More about exponentiation
Exponentiation by default implies repeated application of the 't' operator. But it can be used to indicate repeate application of other operators too. We define AmN, with A an atom or a group within parentheses, m a string of modifiers, and N a number, to mean AmAmAm...mA with N factors A and N1 operators between them. If the modifier string m does not contain one of the chaining operators, it is prefixed with the default 't'. If it does not include any directional modifiers, it is suffixed with 'f'. So W3 means WtfWtfW, 1 to 3 orthogonal steps in the same direction (which is what the 'f' specifies). But W3 would mean WfWfW, which is exactly 3 such steps. And Wx3 would be exactly 3 steps where the first 2 mandatorily capture.
By including directonal indicators, you can describe curved trajectories. Nrf8 would mean NtrfNtrfN..., upto 8 Knight moves, each consecutive move bending ~45 degrees right from the previous one (because that is what rf means; the first opportnity to the right that is not straight ahead).
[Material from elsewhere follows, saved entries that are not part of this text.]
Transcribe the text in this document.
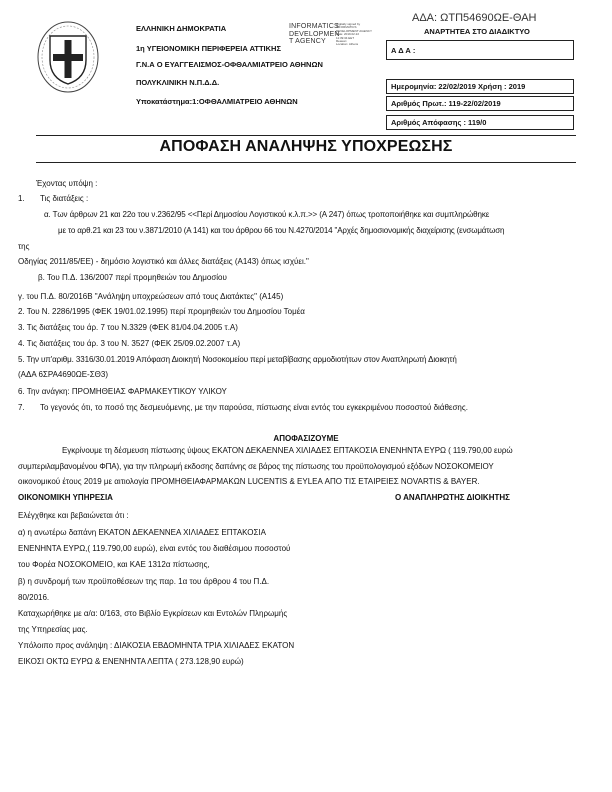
ΑΔΑ: ΩΤΠ54690ΩΕ-ΘΑΗ
ΕΛΛΗΝΙΚΗ ΔΗΜΟΚΡΑΤΙΑ
1η ΥΓΕΙΟΝΟΜΙΚΗ ΠΕΡΙΦΕΡΕΙΑ ΑΤΤΙΚΗΣ
Γ.Ν.Α Ο ΕΥΑΓΓΕΛΙΣΜΟΣ-ΟΦΘΑΛΜΙΑΤΡΕΙΟ ΑΘΗΝΩΝ
ΠΟΛΥΚΛΙΝΙΚΗ Ν.Π.Δ.Δ.
Υποκατάστημα:1:ΟΦΘΑΛΜΙΑΤΡΕΙΟ ΑΘΗΝΩΝ
INFORMATICS
DEVELOPMEN
T AGENCY
Digitally signed by
INFORMATICS
DEVELOPMENT AGENCY
Date: 2019.02.22
11:39:34 EET
Reason:
Location: Athens
ΑΝΑΡΤΗΤΕΑ ΣΤΟ ΔΙΑΔΙΚΤΥΟ
Α Δ Α :
Ημερομηνία: 22/02/2019 Χρήση : 2019
Αριθμός Πρωτ.: 119-22/02/2019
Αριθμός Απόφασης : 119/0
ΑΠΟΦΑΣΗ ΑΝΑΛΗΨΗΣ ΥΠΟΧΡΕΩΣΗΣ
Έχοντας υπόψη :
1. Τις διατάξεις :
α. Των άρθρων 21 και 22ο του ν.2362/95 <<Περί Δημοσίου Λογιστικού κ.λ.π.>> (Α 247) όπως τροποποιήθηκε και συμπληρώθηκε
με το αρθ.21 και 23 του ν.3871/2010 (Α 141) και του άρθρου 66 του Ν.4270/2014 "Αρχές δημοσιονομικής διαχείρισης (ενσωμάτωση
της
Οδηγίας 2011/85/ΕΕ) - δημόσιο λογιστικό και άλλες διατάξεις (Α143) όπως ισχύει."
β. Του Π.Δ. 136/2007 περί προμηθειών του Δημοσίου
γ. του Π.Δ. 80/2016Β "Ανάληψη υποχρεώσεων από τους Διατάκτες" (Α145)
2. Του Ν. 2286/1995 (ΦΕΚ 19/01.02.1995) περί προμηθειών του Δημοσίου Τομέα
3. Τις διατάξεις του άρ. 7 του Ν.3329 (ΦΕΚ 81/04.04.2005 τ.Α)
4. Τις διατάξεις του άρ. 3 του Ν. 3527 (ΦΕΚ 25/09.02.2007 τ.Α)
5. Την υπ'αριθμ. 3316/30.01.2019 Απόφαση Διοικητή Νοσοκομείου περί μεταβίβασης αρμοδιοτήτων στον Αναπληρωτή Διοικητή
(ΑΔΑ 6ΣΡΑ4690ΩΕ-ΣΘ3)
6. Την ανάγκη: ΠΡΟΜΗΘΕΙΑΣ ΦΑΡΜΑΚΕΥΤΙΚΟΥ ΥΛΙΚΟΥ
7. Το γεγονός ότι, το ποσό της δεσμευόμενης, με την παρούσα, πίστωσης είναι εντός του εγκεκριμένου ποσοστού διάθεσης.
ΑΠΟΦΑΣΙΖΟΥΜΕ
Εγκρίνουμε τη δέσμευση πίστωσης ύψους ΕΚΑΤΟΝ ΔΕΚΑΕΝΝΕΑ ΧΙΛΙΑΔΕΣ ΕΠΤΑΚΟΣΙΑ ΕΝΕΝΗΝΤΑ ΕΥΡΩ ( 119.790,00 ευρώ
συμπεριλαμβανομένου ΦΠΑ), για την πληρωμή εκδοσης δαπάνης σε βάρος της πίστωσης του προϋπολογισμού εξόδων ΝΟΣΟΚΟΜΕΙΟΥ
οικονομικού έτους 2019 με αιτιολογία ΠΡΟΜΗΘΕΙΑΦΑΡΜΑΚΩΝ LUCENTIS & EYLEA ΑΠΟ ΤΙΣ ΕΤΑΙΡΕΙΕΣ NOVARTIS & BAYER.
ΟΙΚΟΝΟΜΙΚΗ ΥΠΗΡΕΣΙΑ	Ο ΑΝΑΠΛΗΡΩΤΗΣ ΔΙΟΙΚΗΤΗΣ
Ελέγχθηκε και βεβαιώνεται ότι :
α) η ανωτέρω δαπάνη ΕΚΑΤΟΝ ΔΕΚΑΕΝΝΕΑ ΧΙΛΙΑΔΕΣ ΕΠΤΑΚΟΣΙΑ
ΕΝΕΝΗΝΤΑ ΕΥΡΩ,( 119.790,00 ευρώ), είναι εντός του διαθέσιμου ποσοστού
του Φορέα ΝΟΣΟΚΟΜΕΙΟ, και ΚΑΕ 1312α πίστωσης,
β) η συνδρομή των προϋποθέσεων της παρ. 1α του άρθρου 4 του Π.Δ.
80/2016.
Καταχωρήθηκε με α/α: 0/163, στο Βιβλίο Εγκρίσεων και Εντολών Πληρωμής
της Υπηρεσίας μας.
Υπόλοιπο προς ανάληψη : ΔΙΑΚΟΣΙΑ ΕΒΔΟΜΗΝΤΑ ΤΡΙΑ ΧΙΛΙΑΔΕΣ ΕΚΑΤΟΝ
ΕΙΚΟΣΙ ΟΚΤΩ ΕΥΡΩ & ΕΝΕΝΗΝΤΑ ΛΕΠΤΑ ( 273.128,90 ευρώ)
This describes the Rose! Circular riders fit into the system, and there is no need for a separate prefix to describe them. With grouping you can do more: (FtlF)r0 expands to FtlFtrFtlFtrFtl..., an arbitrary number of diagonal steps, that alternately turn 90 degrees left or right. In other words, the Crooked Bishop. There is also no real need for the z prefix in this extended Betza notation. The exponentiation can describe it much more precisely, specifying exactly how Crooked it is.